I knew that I couldn't go any further and decided to have a short break before going back to the main road. It was here that I discovered this cave:

The inside was covered with dates, names and enigmatic markings. In most other countries in Europe there would have been some sort of visitor centre and gift shop attached, but the wonderful thing about Iceland is that you can have a cave all to yourself and test the acoustic by singing to your heart's content, which I did.

Back in the car I nervously crept back to the main road and headed for the northern coast of the Snaefellsness peninsula, where I came across this strange-looking building...

With a recommendation like this, I had to explore it.

In America this would probably have been the home of a serial killer, patiently waiting for chinless wonders like me to stumble through the front door before falling into a specially constructed pit. However this was Iceland and Arnaldur Indridason aside, I felt confident that I was in a safe place. I parked the car and cautiously walked towards the building, hoping that no-one was there. The doors were hanging off their hinges and inside, the place look as if it hadn't been occupied for years.

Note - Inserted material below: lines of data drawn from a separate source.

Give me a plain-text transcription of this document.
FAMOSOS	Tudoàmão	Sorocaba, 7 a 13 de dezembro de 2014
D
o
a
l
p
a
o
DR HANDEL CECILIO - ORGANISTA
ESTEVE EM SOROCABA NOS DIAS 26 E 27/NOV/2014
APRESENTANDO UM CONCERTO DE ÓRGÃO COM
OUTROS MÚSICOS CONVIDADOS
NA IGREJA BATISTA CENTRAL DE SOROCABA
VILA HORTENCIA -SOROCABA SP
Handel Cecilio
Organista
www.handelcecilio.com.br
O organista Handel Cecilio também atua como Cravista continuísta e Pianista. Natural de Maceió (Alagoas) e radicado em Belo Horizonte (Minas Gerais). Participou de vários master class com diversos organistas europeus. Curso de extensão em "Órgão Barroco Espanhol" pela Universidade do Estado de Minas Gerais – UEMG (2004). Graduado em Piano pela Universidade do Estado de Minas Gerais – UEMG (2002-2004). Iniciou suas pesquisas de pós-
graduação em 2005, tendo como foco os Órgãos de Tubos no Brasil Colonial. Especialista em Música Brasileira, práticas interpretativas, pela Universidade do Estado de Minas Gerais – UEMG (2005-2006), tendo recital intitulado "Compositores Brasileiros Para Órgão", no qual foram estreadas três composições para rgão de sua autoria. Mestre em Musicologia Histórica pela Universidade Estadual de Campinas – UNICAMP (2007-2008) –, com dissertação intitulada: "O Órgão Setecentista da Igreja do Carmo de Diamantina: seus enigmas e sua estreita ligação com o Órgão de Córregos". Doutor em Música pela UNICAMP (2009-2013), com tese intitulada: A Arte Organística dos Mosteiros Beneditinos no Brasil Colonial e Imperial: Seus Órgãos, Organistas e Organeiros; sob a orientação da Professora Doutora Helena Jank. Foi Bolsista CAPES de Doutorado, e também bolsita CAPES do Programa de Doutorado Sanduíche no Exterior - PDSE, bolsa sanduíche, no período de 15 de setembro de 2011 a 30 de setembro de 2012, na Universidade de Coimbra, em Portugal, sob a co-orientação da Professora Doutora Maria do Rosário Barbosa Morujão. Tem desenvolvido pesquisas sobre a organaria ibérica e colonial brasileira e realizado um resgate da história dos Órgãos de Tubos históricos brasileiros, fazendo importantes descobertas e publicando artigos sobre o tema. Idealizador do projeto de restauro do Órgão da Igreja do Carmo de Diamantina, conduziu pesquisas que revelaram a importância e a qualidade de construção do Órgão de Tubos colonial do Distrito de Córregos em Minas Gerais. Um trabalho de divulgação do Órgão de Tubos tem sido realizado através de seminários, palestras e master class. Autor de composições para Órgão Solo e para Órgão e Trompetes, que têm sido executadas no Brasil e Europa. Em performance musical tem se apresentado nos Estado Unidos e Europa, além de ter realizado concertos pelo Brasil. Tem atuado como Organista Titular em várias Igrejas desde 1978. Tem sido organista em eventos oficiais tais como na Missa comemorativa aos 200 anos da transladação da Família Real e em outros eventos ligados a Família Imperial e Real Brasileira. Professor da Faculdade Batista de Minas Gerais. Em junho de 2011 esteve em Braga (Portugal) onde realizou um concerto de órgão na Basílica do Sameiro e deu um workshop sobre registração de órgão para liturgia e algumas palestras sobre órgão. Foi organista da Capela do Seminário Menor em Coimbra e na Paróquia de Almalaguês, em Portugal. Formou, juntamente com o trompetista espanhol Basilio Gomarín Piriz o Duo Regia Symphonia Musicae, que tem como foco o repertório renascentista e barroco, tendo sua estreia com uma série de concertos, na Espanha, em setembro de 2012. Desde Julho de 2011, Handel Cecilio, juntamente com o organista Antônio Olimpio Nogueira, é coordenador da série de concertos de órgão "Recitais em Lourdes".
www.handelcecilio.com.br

A stained mattress propped against the wall showed that someone had once lived here but thought better of it. Most of the rooms contained fishing equipment, including a yellow souwester, parts of a boat and some netting.
This room was in serious need of some feng shui. By now I had realised that there was a fishing theme to the house and expected to find lots of cod bones, but outside the ground was covered in seashells.

In another room I found a this strange combination of objects. In the unlikely event that any sea fishing experts chance upon this blog, I would be interested to know what is going on here:

It was an eerie place, made stranger by the fact that it looked as if it had been abandoned in a hurry. Most of the rooms contained equipment that could have been salvaged and put to good use somewhere else, but they had been left to decay.

Just as I was about to leave, I found another door and discovered my serial killer basement. There was a hatch in the floor and a makeshift ladder led down to a cellar where all sorts of strange equipment littered the ground. I've no doubt that ropes and chains are an essential component of a fisherman's toolkit, but I had watched too many films and my imagination started to take over. I left.

I continued to explore Snaefellsness until the evening began to draw in. On the way back I stopped by a river and for the first time in my life, bent down, cupped my hands and drank the water. It tasted better than anything I'd ever had before. It reminded me of The Voyage of the Dawn Treader, where the water in the west became so sweet that you could drink it.


Biscuit said...

What did you sing?

(I do apologise for commenting on these four-year-old posts, but I'm going through your archives starting from the beginning)

(in case you couldn't tell)

Steerforth said...

It was the bass part of the first movement of Faure's Requiem - lots of long, deep notes that reverberated nicely around the walls.

Plus "Going Underground", sung in the style of Noel Coward.

Biscuit said...

Oh, fine choices both. And probably startling to the wildlife.

I confess I was a little hopeful it was Bjork's 'Hyperballad', being both geographically and thematically appropriate:

we live on a mountain
right at the top
there's a beautiful view
from the top of the mountain
every morning i walk
towards the edge
and throw little things off
car-parts, bottles and cutlery
or whatever i find lying around

it's become a habit
a way to start the day

Bjork would probably have been too obvious, though.

Steerforth said...

I didn't have my "jetto blaster" with me.